On Thursday 03 February 2005 11:21, Lourens Veen wrote:
> On Wednesday 02 February 2005 15:10, Timothy Miller wrote:
> > That sounds like a really neat idea.  Mind you, if we can avoid using
> > multipliers, that would be even better.  As it is, I'm not sure we'll
> > have enough.
>
> What if we limit the values for the derivative to 4, 2, 1, 0.5, 0.25, etc.?
> Then we just store a shift count, and you only need a barrel shifter (or a
> shift register, but that would make it multiple cycle which is not good),
> and no multiplier at all.
>
> I've looked at the model for a bit, we are talking about the divide at line
> 720 of render.cpp right? And the input will be a normalised float with 1
> bit sign, 8 bits exponent, and 16 bits mantissa?

Replying to self, I've been coding and measuring for a bit, and I've found out 
that a 10-bit LUT with 16-bit values will give us 15 bits of precision with 
linear interpolation, and 9 bits without.
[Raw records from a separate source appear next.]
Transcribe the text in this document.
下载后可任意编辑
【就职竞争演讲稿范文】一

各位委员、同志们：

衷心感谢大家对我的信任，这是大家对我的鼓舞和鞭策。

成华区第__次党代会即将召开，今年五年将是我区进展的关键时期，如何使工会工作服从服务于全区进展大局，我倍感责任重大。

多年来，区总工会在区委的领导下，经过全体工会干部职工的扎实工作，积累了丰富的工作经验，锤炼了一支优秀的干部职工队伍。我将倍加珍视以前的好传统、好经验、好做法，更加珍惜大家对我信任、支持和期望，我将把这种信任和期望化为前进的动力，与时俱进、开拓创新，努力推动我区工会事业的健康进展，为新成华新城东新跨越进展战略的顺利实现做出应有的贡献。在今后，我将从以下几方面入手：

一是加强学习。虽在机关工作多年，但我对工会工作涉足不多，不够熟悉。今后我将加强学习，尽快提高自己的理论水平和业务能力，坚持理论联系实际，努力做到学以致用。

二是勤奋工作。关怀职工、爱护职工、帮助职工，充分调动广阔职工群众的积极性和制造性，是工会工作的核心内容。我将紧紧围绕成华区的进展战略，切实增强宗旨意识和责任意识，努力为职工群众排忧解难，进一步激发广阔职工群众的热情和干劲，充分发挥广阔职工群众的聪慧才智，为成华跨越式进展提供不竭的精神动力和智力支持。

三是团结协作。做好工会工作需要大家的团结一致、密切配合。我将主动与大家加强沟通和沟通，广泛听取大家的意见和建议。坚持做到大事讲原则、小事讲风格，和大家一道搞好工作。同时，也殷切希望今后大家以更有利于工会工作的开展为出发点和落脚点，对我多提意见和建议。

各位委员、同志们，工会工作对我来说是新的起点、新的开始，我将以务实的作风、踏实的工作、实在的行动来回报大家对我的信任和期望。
Of course, that requires two RAM reads per reciprocal, and we only have two 
ports, so for two pixels we need something else. I haven't tried yet, but I 
think that I can get 13 bits by using a 14/4 bit value/difference table, 
while using only one read per reciprocal. It would still require a 
multiplier.

What kind of precision is acceptable for this?